De acordo com o art. 255.º n.º 1 do Código das Sociedades Comerciais, salvo disposição do contrato de sociedade em contrário, o gerente tem direito a remuneração, a fixar pelos sócios.
Ora, não há discussão que, no mês de Julho de 2019 o A. era gerente da sociedade, e por isso tinha direito a receber a respectiva remuneração como gerente.
Não foi apresentada uma deliberação escrita dos sócios a fixar a remuneração referida, mas as partes não discutem a existência ou validade dessa deliberação, sendo certo que a 1.ª Ré emitiu os respectivos recibos de pagamento.
Concluímos, pois, pelo menos em relação ao mês de Julho de 2019, que o A. tem direito ao crédito devido pelo exercício das funções de gerente, no citado valor de € 258,55, ao abrigo do art. 255.º n.º 1 do Código das Sociedades Comerciais.[1]
Agora, quanto às remunerações reclamadas a partir do mês de Outubro de 2020, numa altura em que o A. já havia renunciado à gerência, temos a afirmar que o direito por ele reclamado deixou de ter suporte legal.
Com efeito, a renúncia à gerência é uma declaração unilateral do gerente comunicando à sociedade que põe fim à relação de gerência, tratando-se assim de um acto receptício, que se torna eficaz perante a sociedade oito dias depois de ter sido recebida – art. 258.º n.º 1 do Código das Sociedades Comerciais. Está sujeita a registo e publicação obrigatórios, mas tal destina-se a produzir efeitos contra terceiros, pois quanto à sociedade a renúncia é eficaz no referido prazo de oito dias após o momento em que é recebida.[2]

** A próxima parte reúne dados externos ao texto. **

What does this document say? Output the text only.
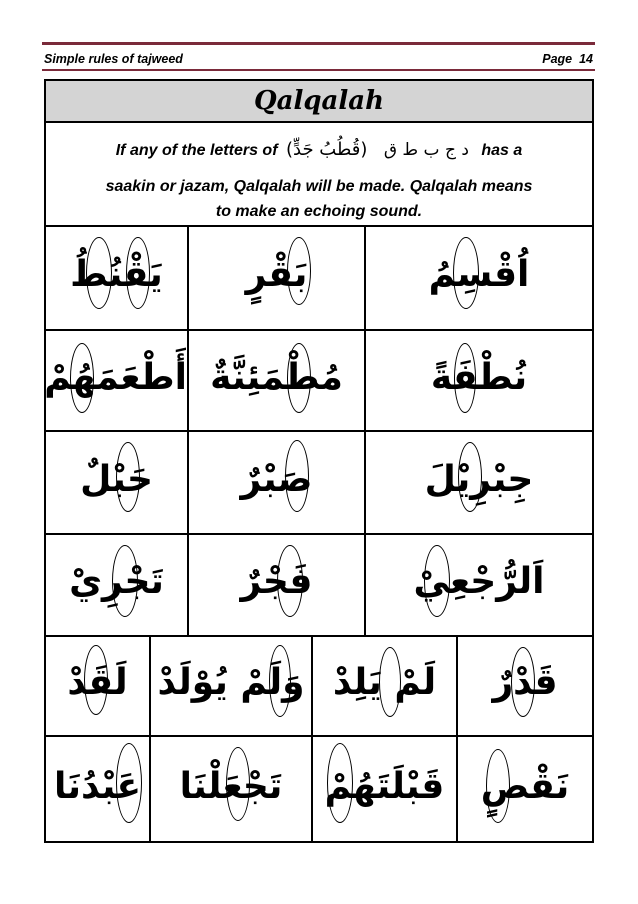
Simple rules of tajweed	Page 14
Qalqalah
If any of the letters of (قُطُبُ جَدٍّ) د ج ب ط ق has a
saakin or jazam, Qalqalah will be made. Qalqalah means
to make an echoing sound.
اُقْسِمُ
بَقْرٍ
يَقْنُطُ
نُطْفَةً
مُطْمَئِنَّةٌ
أَطْعَمَهُمْ
جِبْرِيْلَ
صَبْرٌ
حَبْلٌ
اَلرُّجْعِيْ
فَجْرٌ
تَجْرِيْ
قَدْرٌ
لَمْ يَلِدْ
وَلَمْ يُوْلَدْ
لَقَدْ
نَقْصٍ
قَبْلَتَهُمْ
تَجْعَلْنَا
عَبْدُنَا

Como tal, tendo comunicado à sociedade a sua renúncia à gerência, em 24.07.2020, o A. deixou de ter direito à remuneração de gerência, oito dias depois dessa data.
Logo, as remunerações que reclama a partir de Outubro de 2020, não são justificadas.
Certo que a 1.ª Ré tem procedido a descontos para a Segurança Social, tendo como referência o valor mínimo de IAS – o problema é que o A. não tem direito à remuneração de gerência desde a data supra mencionada, pelo que a atitude da 1.ª Ré pode eventualmente ser qualificada como uma infracção perante a Segurança Social, por efectuar descontos indevidos, e perante a Autoridade Tributária, por invocar despesas de gerência não devidas, mas não conferem ao A. o direito a auferir uma remuneração de gerência à qual renunciou voluntariamente.
Assim, a causa procede apenas quanto à remuneração de gerência reclamada quanto ao mês de Julho de 2019, que é devida pela 1.ª Ré por força do art. 255.º n.º 1 do Código das Sociedades Comerciais, improcedendo quanto ao demais.
Sobre a litigância de má fé, o recurso procede – anota-se, tão só, que o comportamento da 1.ª Ré não é isento de reparo e proporciona o litígio. Sabe que o A. renunciou à gerência mas continua a efectuar descontos para a Segurança Social a esse título, num comportamento que noutra sede, tributária, deverá ter a devida análise.